Ricordato come una conclusione diversa, sulla

base dei medesimi fatti, ma unicamente per quanto concerne gli aspetti

soggettivi del medesimo reato, non è un motivo di revisione (Heer, in: Basler

Kommentar, op. cit., n. 89 ad art. 410; Schmid, op.

cit., n. 16 ad. art. 410), non è dato, in concreto, il

motivo di revisione previsto dall’art. 299 lett. b CPP–Ti.

5.

Riguardo le pretese pressioni che avrebbero determinato l’istante ad

ammettere di avere agito consapevolmente, si rileva che non vi sono elementi

che possano anche solo far sospettare che - pur se ammessa - la situazione

descritta dall’istante realizzi il motivo di revisione di cui all’art. 299

lett. a CPP (che, peraltro, l’istante nemmeno invoca).

Si osserva infine che, in questa sede, non può

essere rimessa in questione la realizzazione del presupposto soggettivo del

reato di favoreggiamento: l’istituto della revisione, che è un rimedio

straordinario, non può, infatti, essere utilizzata per rimettere in discussione

l’accertamento dei fatti di una decisione cresciuta in giudicato, a raggirare

disposizioni legali sui termini di ricorso o sulla loro restituzione, oppure a

introdurre dei fatti non presentati nel primo processo in ragione di una

negligenza procedurale (DTF 130 IV 72, consid. 2.2; Heer, op. cit, n. 42 ad

art. 410).

L’istante avrebbe dovuto far valere le contestazioni

relative all’accertamento della sua consapevolezza sull’importanza per il

procedimento penale dell’armadietto sottratto (o, meglio, del suo contenuto)

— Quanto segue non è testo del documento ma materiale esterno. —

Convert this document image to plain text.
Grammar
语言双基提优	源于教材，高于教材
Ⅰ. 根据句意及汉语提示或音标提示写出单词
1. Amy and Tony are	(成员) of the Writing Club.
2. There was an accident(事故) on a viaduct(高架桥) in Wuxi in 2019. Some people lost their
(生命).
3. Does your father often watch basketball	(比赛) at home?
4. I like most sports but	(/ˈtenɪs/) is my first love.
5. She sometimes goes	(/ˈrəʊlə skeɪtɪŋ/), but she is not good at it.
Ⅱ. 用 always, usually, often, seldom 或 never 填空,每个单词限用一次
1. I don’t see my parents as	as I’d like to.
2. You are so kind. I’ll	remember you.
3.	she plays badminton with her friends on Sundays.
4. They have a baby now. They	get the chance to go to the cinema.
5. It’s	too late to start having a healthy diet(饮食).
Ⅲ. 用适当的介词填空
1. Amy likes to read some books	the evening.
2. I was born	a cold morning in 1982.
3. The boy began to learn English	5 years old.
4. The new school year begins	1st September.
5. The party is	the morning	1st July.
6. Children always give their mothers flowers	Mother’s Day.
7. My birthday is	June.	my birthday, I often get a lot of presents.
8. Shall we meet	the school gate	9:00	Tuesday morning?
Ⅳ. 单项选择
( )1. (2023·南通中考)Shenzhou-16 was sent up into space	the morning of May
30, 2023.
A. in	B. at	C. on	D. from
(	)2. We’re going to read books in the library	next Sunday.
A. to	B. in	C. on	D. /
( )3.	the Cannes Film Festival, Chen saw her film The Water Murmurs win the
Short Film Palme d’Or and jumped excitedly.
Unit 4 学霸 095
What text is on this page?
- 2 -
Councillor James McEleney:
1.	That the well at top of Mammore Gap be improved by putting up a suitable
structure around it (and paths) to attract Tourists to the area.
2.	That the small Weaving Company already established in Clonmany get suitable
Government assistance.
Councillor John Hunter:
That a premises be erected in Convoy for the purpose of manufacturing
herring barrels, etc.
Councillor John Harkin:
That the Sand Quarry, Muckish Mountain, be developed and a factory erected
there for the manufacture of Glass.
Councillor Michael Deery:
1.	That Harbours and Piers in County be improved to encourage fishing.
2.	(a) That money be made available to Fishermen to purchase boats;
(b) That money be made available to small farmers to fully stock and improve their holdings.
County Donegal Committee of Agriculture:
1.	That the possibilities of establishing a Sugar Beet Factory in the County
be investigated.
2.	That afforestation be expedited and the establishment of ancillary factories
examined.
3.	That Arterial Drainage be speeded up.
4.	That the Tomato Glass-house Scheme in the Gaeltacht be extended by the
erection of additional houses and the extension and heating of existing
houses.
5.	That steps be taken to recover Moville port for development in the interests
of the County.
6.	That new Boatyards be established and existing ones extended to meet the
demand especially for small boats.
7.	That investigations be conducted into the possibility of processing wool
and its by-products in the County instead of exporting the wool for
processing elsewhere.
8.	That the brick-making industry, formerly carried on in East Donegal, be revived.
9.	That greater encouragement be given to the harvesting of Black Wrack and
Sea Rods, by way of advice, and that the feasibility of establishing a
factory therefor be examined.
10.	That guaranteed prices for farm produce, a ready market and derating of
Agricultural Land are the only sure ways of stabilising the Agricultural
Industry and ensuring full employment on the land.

nell’ambito di un ricorso presentato contro la sentenza che ne accertava la

realizzazione.

6.

Gli oneri processuali seguono la soccombenza (art. 428 cpv. 1 CPP) e

devono di conseguenza essere addossati all’istante.

Dispositivo

Per questi motivi,

visti gli art. 81, 385, 410

segg., 428 CPP, 24 cpv. 1, 305 CP;

nonché,

sulle spese e sulle ripetibili, l’art. 428 CPP e la LTG rispettivamente il

Regolamento sulla tariffa per i casi di patrocinio d’ufficio e di assistenza

giudiziaria e per la fissazione delle ripetibili,

dichiara e pronuncia:

1. L’istanza di revisione è respinta.

2. Gli

oneri processuali, consistenti in:

- tassa di giustizia fr. 600.-

- spese complessive fr. 200.-

fr. 800.-

sono posti a carico dell’istante.

3. Intimazione

a:

-

-

-

Per la Corte di appello e di revisione

penale

La presidente La

segretaria

Rimedi giuridici

Contro decisioni finali, contro decisioni

parziali, contro decisioni pregiudiziali e incidentali sulla competenza e la

ricusazione e contro altre decisioni pregiudiziali e incidentali (art. 90 a 93 LTF) è dato, entro trenta giorni dalla notificazione del testo integrale della decisione

(art. 100 cpv. 1 LTF), il ricorso in materia penale al Tribunale federale, 1000

Losanna 14, per i motivi previsti dagli art. 95 a 98 LTF (art. 78 LTF). La legittimazione a ricorrere è disciplinata dall'art. 81 LTF. Laddove non

sia ammissibile il ricorso in materia penale è dato, entro lo stesso termine,

il ricorso sussidiario in materia costituzionale al Tribunale federale per i

motivi previsti dall’art. 116 LTF (art. 113 LTF). La legittimazione a ricorrere

è disciplinata in tal caso dall’art.115 LTF.